The increase has been a perennial issue at the Capitol and had bipartisan support but failed to make it into past years’ budgets.
Reining in costs: Growth in the health and human services budget has been a key frustration for Republicans, and the next state budget creates a new task force to find ways to cut spending and waste. The panel will look for ways to stop fraud and abuse and save the state $100 million by 2023.
Protections for elderly: Lawmakers approved a package of elder care reforms that includes a framework to license assisted living facilities, making Minnesota the last state in the nation to do so. It also establishes consumer protection measures such as a bill of rights for seniors and the ability for residents to have a camera in their living space.
The far-reaching bill was spurred by reports of widespread abuse and neglect in state assisted living facilities and nursing homes. Walz signed it into law on Wednesday.
Provider tax: One of the top issues facing lawmakers was what to do with a 2% tax on health care providers that was scheduled to sunset at the end of the year. The tax raises about $700 million a year for the Health Care Access Fund that is used for programs to keep care affordable and accessible.
The budget deal keeps the tax but lowers the rate to 1.8%. There is no sunset provision, so the tax will not expire.
Tapping the access fund: In something of a twist, after sparring over the provider tax all session, the budget Republicans and Democrats agreed to relies on taking money out of the Health Care Access Fund. Over the next four years, $784 million will be moved out of the fund to pay for other priorities in the general fund.
No ‘OneCare’: One of Walz’s priorities this year was allowing residents to ‘buy in’ to MinnesotaCare, the public health insurance for the working poor. Walz said his OneCare proposal would help people who want to buy insurance on the individual marketplace MNsure but cannot afford the premiums.

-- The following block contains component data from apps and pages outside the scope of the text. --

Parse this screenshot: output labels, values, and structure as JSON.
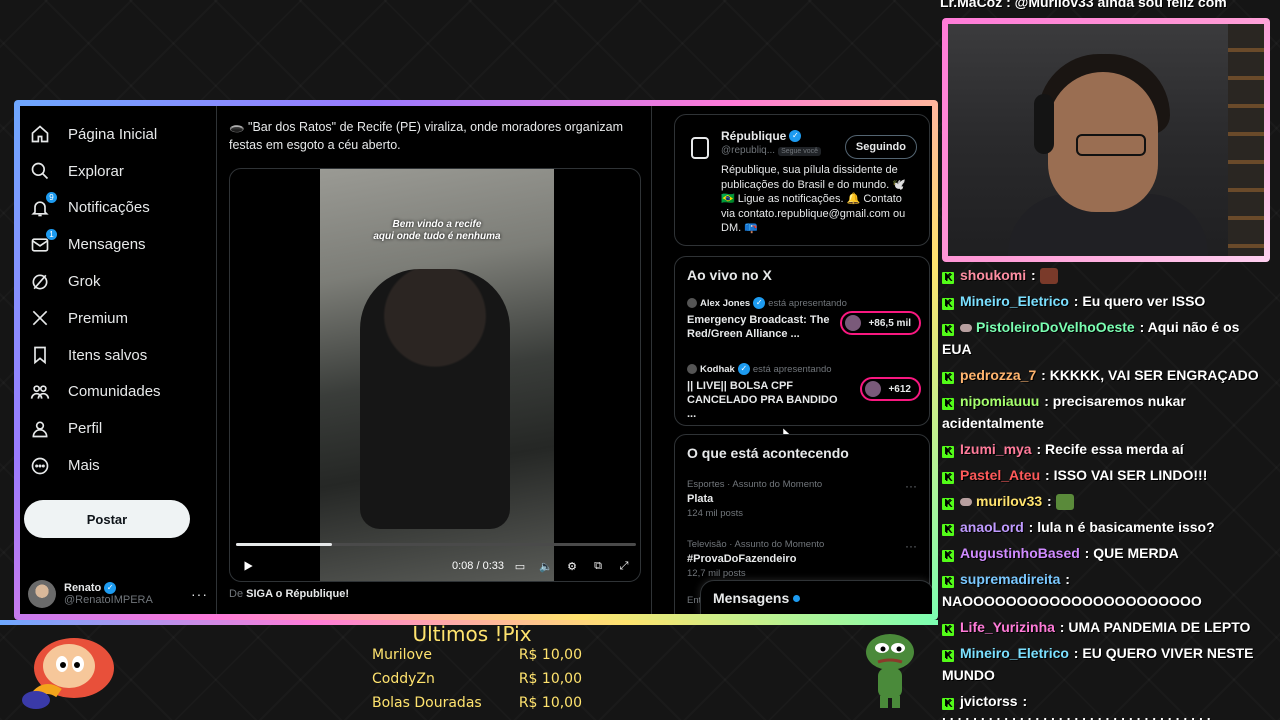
{
  "x_nav": [
    {
      "label": "Página Inicial",
      "badge": ""
    },
    {
      "label": "Explorar",
      "badge": ""
    },
    {
      "label": "Notificações",
      "badge": "9"
    },
    {
      "label": "Mensagens",
      "badge": "1"
    },
    {
      "label": "Grok",
      "badge": ""
    },
    {
      "label": "Premium",
      "badge": ""
    },
    {
      "label": "Itens salvos",
      "badge": ""
    },
    {
      "label": "Comunidades",
      "badge": ""
    },
    {
      "label": "Perfil",
      "badge": ""
    },
    {
      "label": "Mais",
      "badge": ""
    }
  ],
  "post_button": "Postar",
  "profile": {
    "name": "Renato",
    "handle": "@RenatoIMPERA"
  },
  "tweet": {
    "text": "🕳️ \"Bar dos Ratos\" de Recife (PE) viraliza, onde moradores organizam festas em esgoto a céu aberto.",
    "video_caption_1": "Bem vindo a recife",
    "video_caption_2": "aqui onde tudo é nenhuma",
    "time": "0:08 / 0:33",
    "progress_fraction": 0.24,
    "source_prefix": "De",
    "source_name": "SIGA o République!"
  },
  "account": {
    "name": "République",
    "handle": "@republiq...",
    "follows_you": "Segue você",
    "follow_label": "Seguindo",
    "bio": "République, sua pílula dissidente de publicações do Brasil e do mundo. 🕊️ 🇧🇷 Ligue as notificações. 🔔 Contato via contato.republique@gmail.com ou DM. 📪"
  },
  "live": {
    "title": "Ao vivo no X",
    "items": [
      {
        "host": "Alex Jones",
        "status": "está apresentando",
        "title": "Emergency Broadcast: The Red/Green Alliance ...",
        "count": "+86,5 mil"
      },
      {
        "host": "Kodhak",
        "status": "está apresentando",
        "title": "|| LIVE|| BOLSA CPF CANCELADO PRA BANDIDO ...",
        "count": "+612"
      }
    ]
  },
  "trends": {
    "title": "O que está acontecendo",
    "items": [
      {
        "category": "Esportes · Assunto do Momento",
        "name": "Plata",
        "count": "124 mil posts"
      },
      {
        "category": "Televisão · Assunto do Momento",
        "name": "#ProvaDoFazendeiro",
        "count": "12,7 mil posts"
      }
    ],
    "partial": "Ent"
  },
  "messages_drawer": "Mensagens",
  "chat_top": "Lr.MaCoz : @Murilov33 ainda sou feliz com",
  "chat": [
    {
      "user": "shoukomi",
      "color": "#ff8fa3",
      "msg": "",
      "emote": "#7a3a2a",
      "mini": false
    },
    {
      "user": "Mineiro_Eletrico",
      "color": "#7be0ff",
      "msg": "Eu quero ver ISSO",
      "emote": "",
      "mini": false
    },
    {
      "user": "PistoleiroDoVelhoOeste",
      "color": "#7bffb2",
      "msg": "Aqui não é os EUA",
      "emote": "",
      "mini": true
    },
    {
      "user": "pedrozza_7",
      "color": "#ffb46e",
      "msg": "KKKKK, VAI SER ENGRAÇADO",
      "emote": "",
      "mini": false
    },
    {
      "user": "nipomiauuu",
      "color": "#a6ff6e",
      "msg": "precisaremos nukar acidentalmente",
      "emote": "",
      "mini": false
    },
    {
      "user": "Izumi_mya",
      "color": "#ff7b9a",
      "msg": "Recife essa merda aí",
      "emote": "",
      "mini": false
    },
    {
      "user": "Pastel_Ateu",
      "color": "#ff5a5a",
      "msg": "ISSO VAI SER LINDO!!!",
      "emote": "",
      "mini": false
    },
    {
      "user": "murilov33",
      "color": "#ffe36e",
      "msg": "",
      "emote": "#5a8a3a",
      "mini": true
    },
    {
      "user": "anaoLord",
      "color": "#c09bff",
      "msg": "lula n é basicamente isso?",
      "emote": "",
      "mini": false
    },
    {
      "user": "AugustinhoBased",
      "color": "#d08bff",
      "msg": "QUE MERDA",
      "emote": "",
      "mini": false
    },
    {
      "user": "supremadireita",
      "color": "#7bc8ff",
      "msg": "NAOOOOOOOOOOOOOOOOOOOOOO",
      "emote": "",
      "mini": false
    },
    {
      "user": "Life_Yurizinha",
      "color": "#ff7bd8",
      "msg": "UMA PANDEMIA DE LEPTO",
      "emote": "",
      "mini": false
    },
    {
      "user": "Mineiro_Eletrico",
      "color": "#7be0ff",
      "msg": "EU QUERO VIVER NESTE MUNDO",
      "emote": "",
      "mini": false
    },
    {
      "user": "jvictorss",
      "color": "#ffffff",
      "msg": "kkkkkkkkkkkkkkkkkkkkkkkkkkkkkkkkkkk",
      "emote": "",
      "mini": false
    }
  ],
  "pix": {
    "title": "Ultimos !Pix",
    "rows": [
      {
        "name": "Murilove",
        "amount": "R$ 10,00"
      },
      {
        "name": "CoddyZn",
        "amount": "R$ 10,00"
      },
      {
        "name": "Bolas Douradas",
        "amount": "R$ 10,00"
      }
    ]
  },
  "colors": {
    "accent": "#1d9bf0",
    "live": "#f91880",
    "kick": "#53fc18",
    "pix": "#ffe36e"
  }
}
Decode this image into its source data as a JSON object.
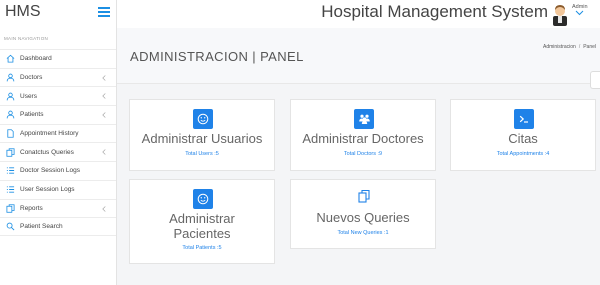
{
  "brand": {
    "title": "HMS"
  },
  "header": {
    "system_title": "Hospital Management System",
    "user_name": "Admin"
  },
  "sidebar": {
    "heading": "MAIN NAVIGATION",
    "items": [
      {
        "label": "Dashboard",
        "icon": "home-icon"
      },
      {
        "label": "Doctors",
        "icon": "user-icon",
        "has_submenu": true
      },
      {
        "label": "Users",
        "icon": "user-icon",
        "has_submenu": true
      },
      {
        "label": "Patients",
        "icon": "user-icon",
        "has_submenu": true
      },
      {
        "label": "Appointment History",
        "icon": "file-icon"
      },
      {
        "label": "Conatctus Queries",
        "icon": "copy-icon",
        "has_submenu": true
      },
      {
        "label": "Doctor Session Logs",
        "icon": "list-icon"
      },
      {
        "label": "User Session Logs",
        "icon": "list-icon"
      },
      {
        "label": "Reports",
        "icon": "copy-icon",
        "has_submenu": true
      },
      {
        "label": "Patient Search",
        "icon": "search-icon"
      }
    ]
  },
  "page": {
    "title": "ADMINISTRACION | PANEL",
    "breadcrumb": [
      "Administracion",
      "Panel"
    ]
  },
  "cards": [
    {
      "title": "Administrar Usuarios",
      "link": "Total Users :5",
      "icon": "smile-icon"
    },
    {
      "title": "Administrar Doctores",
      "link": "Total Doctors :9",
      "icon": "users-icon"
    },
    {
      "title": "Citas",
      "link": "Total Appointments :4",
      "icon": "terminal-icon"
    },
    {
      "title_line1": "Administrar",
      "title_line2": "Pacientes",
      "link": "Total Patients :5",
      "icon": "smile-icon"
    },
    {
      "title": "Nuevos Queries",
      "link": "Total New Queries :1",
      "icon": "copy-icon"
    }
  ],
  "colors": {
    "accent": "#1f82e8",
    "text": "#444444",
    "background": "#f4f5f7"
  }
}
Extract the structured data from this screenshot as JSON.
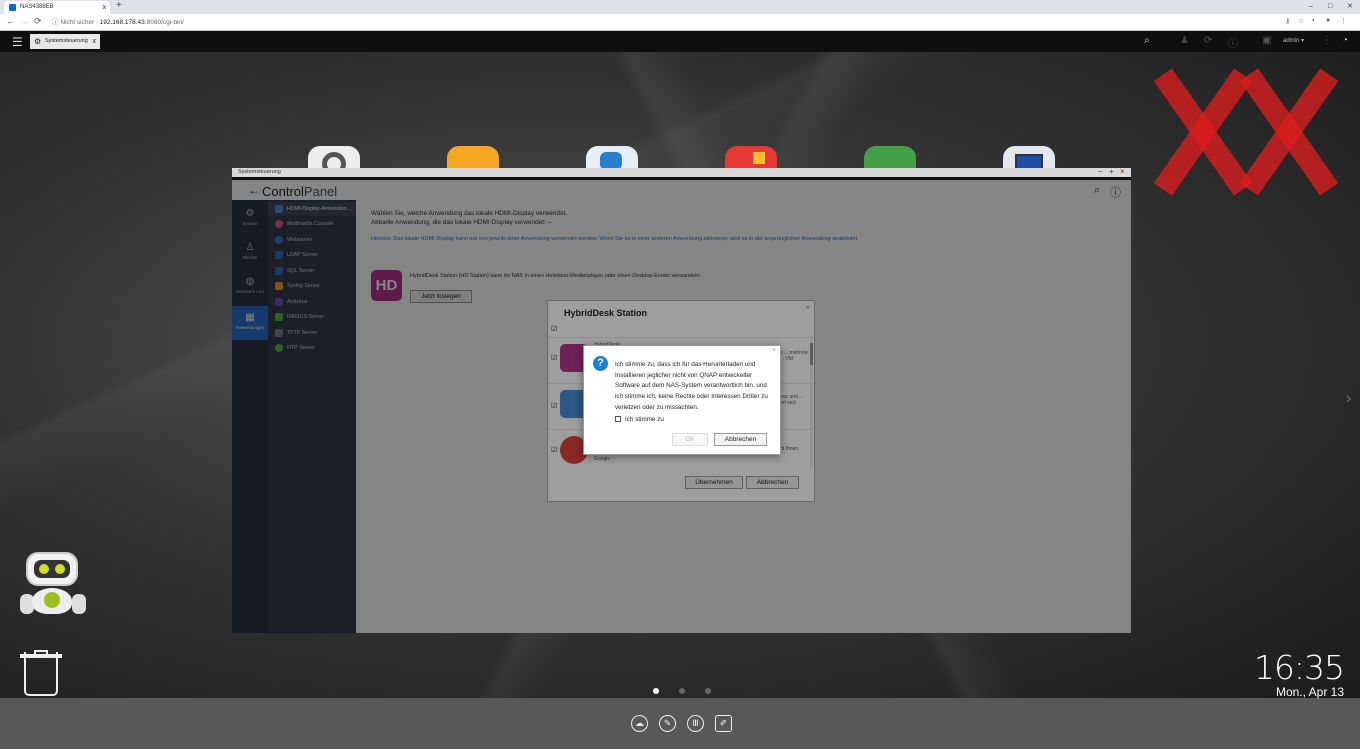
{
  "browser": {
    "tab_title": "NAS4388EB",
    "new_tab": "+",
    "window_controls": [
      "–",
      "□",
      "✕"
    ],
    "nav": [
      "←",
      "→",
      "⟳"
    ],
    "security_text": "Nicht sicher",
    "url_host": "192.168.178.43",
    "url_path": ":8080/cgi-bin/",
    "tab_close": "x"
  },
  "qts": {
    "menu_icon": "☰",
    "task_tab": "Systemsteuerung",
    "task_tab_close": "x",
    "user": "admin ▾",
    "icons": [
      "search-icon",
      "notification-icon",
      "sync-icon",
      "info-icon",
      "user-icon",
      "more-icon",
      "dashboard-icon"
    ]
  },
  "colors": {
    "accent": "#2c6fd1",
    "hd_brand": "#b4358d",
    "question_blue": "#1a7fd6"
  },
  "control_panel": {
    "window_title": "Systemsteuerung",
    "title_a": "Control",
    "title_b": "Panel",
    "categories": [
      {
        "label": "System",
        "icon": "gear-icon"
      },
      {
        "label": "Rechte",
        "icon": "user-icon"
      },
      {
        "label": "Netzwerk und",
        "icon": "network-icon"
      },
      {
        "label": "Anwendungen",
        "icon": "apps-icon"
      }
    ],
    "items": [
      {
        "label": "HDMI-Display-Anwendun..."
      },
      {
        "label": "Multimedia Console"
      },
      {
        "label": "Webserver"
      },
      {
        "label": "LDAP Server"
      },
      {
        "label": "SQL Server"
      },
      {
        "label": "Syslog Server"
      },
      {
        "label": "Antivirus"
      },
      {
        "label": "RADIUS Server"
      },
      {
        "label": "TFTP Server"
      },
      {
        "label": "NTP-Server"
      }
    ],
    "intro_line1": "Wählen Sie, welche Anwendung das lokale HDMI-Display verwendet.",
    "intro_line2": "Aktuelle Anwendung, die das lokale HDMI-Display verwendet: --",
    "hint": "Hinweis: Das lokale HDMI-Display kann nur von jeweils einer Anwendung verwendet werden. Wenn Sie es in einer anderen Anwendung aktivieren, wird es in der ursprünglichen Anwendung deaktiviert.",
    "hd_logo": "HD",
    "hd_desc": "HybridDesk Station (HD Station) kann Ihr NAS in einen Heimkino-Medienplayer oder einen Desktop-Ersatz verwandeln.",
    "start_button": "Jetzt loslegen"
  },
  "hd_dialog": {
    "title": "HybridDesk Station",
    "close": "×",
    "check": "☑",
    "app1_name": "HybridDesk",
    "app1_side": "s ... mehrere ... VM",
    "app2_side": "eos und ... ert sich",
    "app3_side": "ht Ihnen,",
    "app3_name": "Google",
    "apply": "Übernehmen",
    "cancel": "Abbrechen"
  },
  "agree_dialog": {
    "icon": "?",
    "close": "×",
    "text": "Ich stimme zu, dass ich für das Herunterladen und Installieren jeglicher nicht von QNAP entwickelter Software auf dem NAS-System verantwortlich bin, und ich stimme ich, keine Rechte oder Interessen Dritter zu verletzen oder zu missachten.",
    "checkbox_label": "Ich stimme zu",
    "ok": "OK",
    "cancel": "Abbrechen"
  },
  "desktop": {
    "time": "16:35",
    "date": "Mon., Apr 13",
    "dock_icons": [
      "cloud-icon",
      "tools-icon",
      "library-icon",
      "notes-icon"
    ]
  }
}
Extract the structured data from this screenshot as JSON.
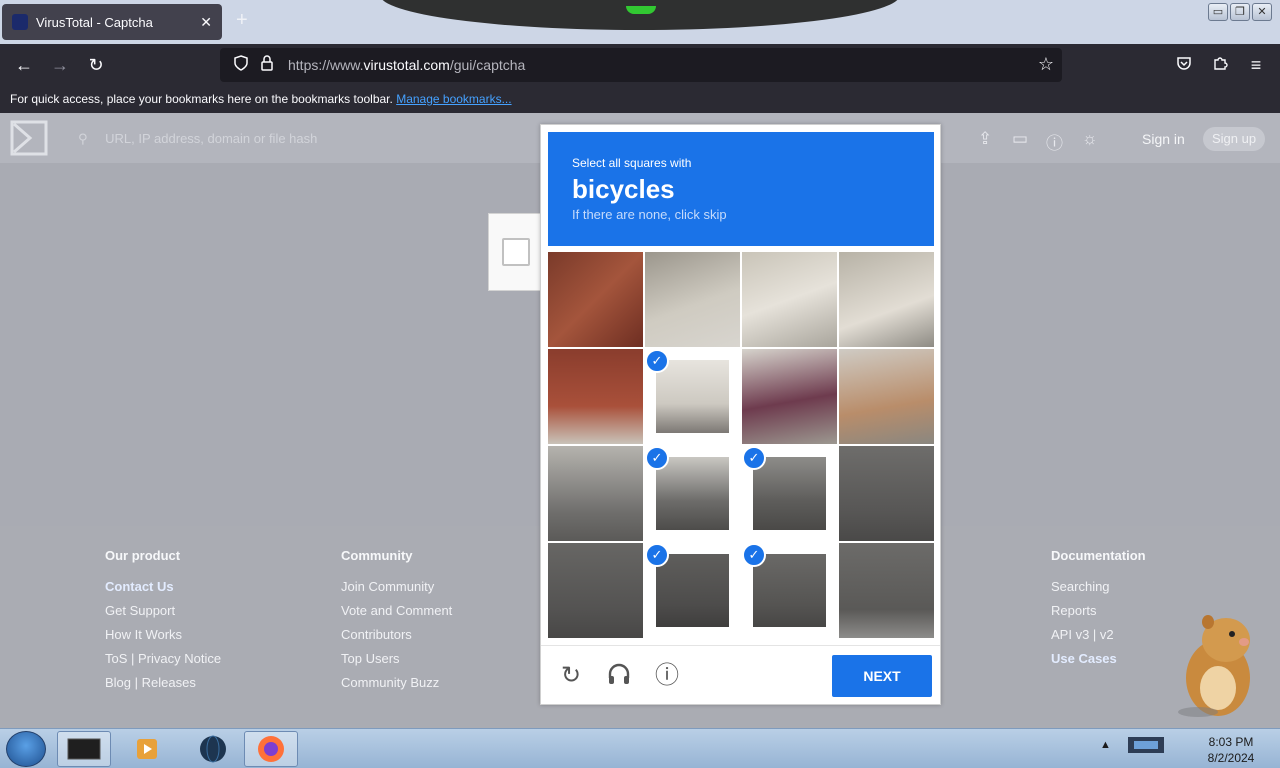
{
  "browser": {
    "tab_title": "VirusTotal - Captcha",
    "tab_close": "✕",
    "new_tab": "+",
    "window_buttons": [
      "▭",
      "❐",
      "✕"
    ],
    "url_prefix": "https://www.",
    "url_host": "virustotal.com",
    "url_path": "/gui/captcha",
    "bookmarks_text": "For quick access, place your bookmarks here on the bookmarks toolbar.",
    "bookmarks_link": "Manage bookmarks..."
  },
  "header": {
    "search_placeholder": "URL, IP address, domain or file hash",
    "sign_in": "Sign in",
    "sign_up": "Sign up"
  },
  "captcha": {
    "instruction": "Select all squares with",
    "target": "bicycles",
    "hint": "If there are none, click skip",
    "next_label": "NEXT",
    "selected_tiles": [
      5,
      9,
      10,
      13,
      14
    ]
  },
  "footer": {
    "columns": [
      {
        "heading": "Our product",
        "items": [
          "Contact Us",
          "Get Support",
          "How It Works",
          "ToS | Privacy Notice",
          "Blog | Releases"
        ]
      },
      {
        "heading": "Community",
        "items": [
          "Join Community",
          "Vote and Comment",
          "Contributors",
          "Top Users",
          "Community Buzz"
        ]
      },
      {
        "heading": "Documentation",
        "items": [
          "Searching",
          "Reports",
          "API v3 | v2",
          "Use Cases"
        ]
      }
    ]
  },
  "taskbar": {
    "time": "8:03 PM",
    "date": "8/2/2024"
  },
  "colors": {
    "accent": "#1a73e8",
    "browser_chrome": "#2b2a33",
    "page_overlay": "#a9abb3"
  }
}
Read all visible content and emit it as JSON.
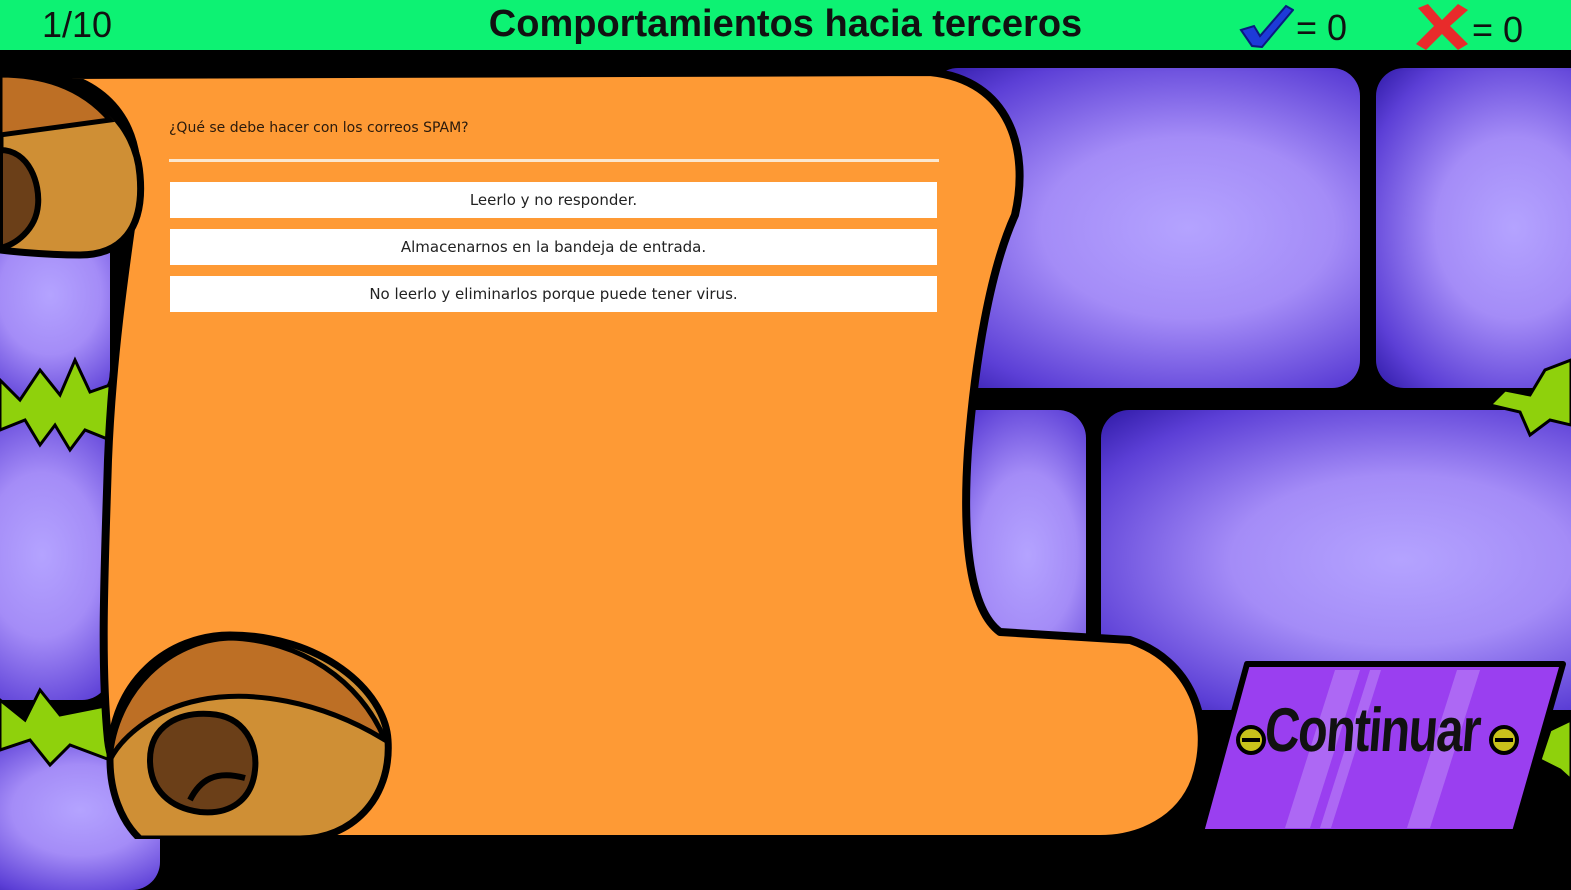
{
  "header": {
    "progress": "1/10",
    "title": "Comportamientos hacia terceros",
    "correct_count": "= 0",
    "wrong_count": "= 0"
  },
  "quiz": {
    "question": "¿Qué se debe hacer con los correos SPAM?",
    "options": [
      "Leerlo y no responder.",
      "Almacenarnos en la bandeja de entrada.",
      "No leerlo y eliminarlos porque puede tener virus."
    ]
  },
  "continue_button": {
    "label": "Continuar"
  },
  "icons": {
    "correct": "checkmark-icon",
    "wrong": "cross-icon"
  },
  "colors": {
    "header_bg": "#0df273",
    "scroll": "#fe9a35",
    "brick": "#a48cf7",
    "button": "#9a3ff0"
  }
}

Republicans balked at this plan, fearing the lower reimbursement rates government insurance pays could hurt rural hospitals. They also were skeptical the plan would be as affordable as Democrats promised.
Medical marijuana: Measures to expand the state’s medical marijuana program were included in the compromise health and human services bill. Pending the governor’s signature, Minnesota’s two medical cannabis manufacturers will be able to open twice as many dispensaries, write off their business expenses and buy hemp from local farmers.
A proposal that would have legalized the marijuana plant for medicinal use did not make it into the compromise bill.
Recreational marijuana: Proposals to legalize recreational marijuana or create a task force to study it did not make it through this year. The Republican Senate was the only chamber to hear a legalization bill, and a committee of lawmakers voted it down.
The Democratic House wanted to establish a state task force to study legalization, and members included the proposal in their public safety bill. It did not survive negotiations between the House and Senate.
Abortion: Senate Republicans included a ban on abortion after 20 weeks of pregnancy unless the mother is at risk of death or serious harm in their first health and human services budget plan. Supporters say the ban was intended to protect a fetus when it is able to feel pain.
Democrats opposed the change, saying it took away women’s reproductive rights and criminalized physicians who are trying to provide the best care for their patients. The proposal was not included in the final budget bill.
Paid family and medical leave: House Democrats pushed for a payroll tax to replace part of a worker’s income when they miss work because of illness or to care for a family member. The statewide paid family and medical leave program would have imposed a 0.6% tax on income, with employees and employers sharing the burden.
Democrats in the House included the measure in their initial jobs bill, but the Republican Senate opposed it, and it was dropped in final negotiations.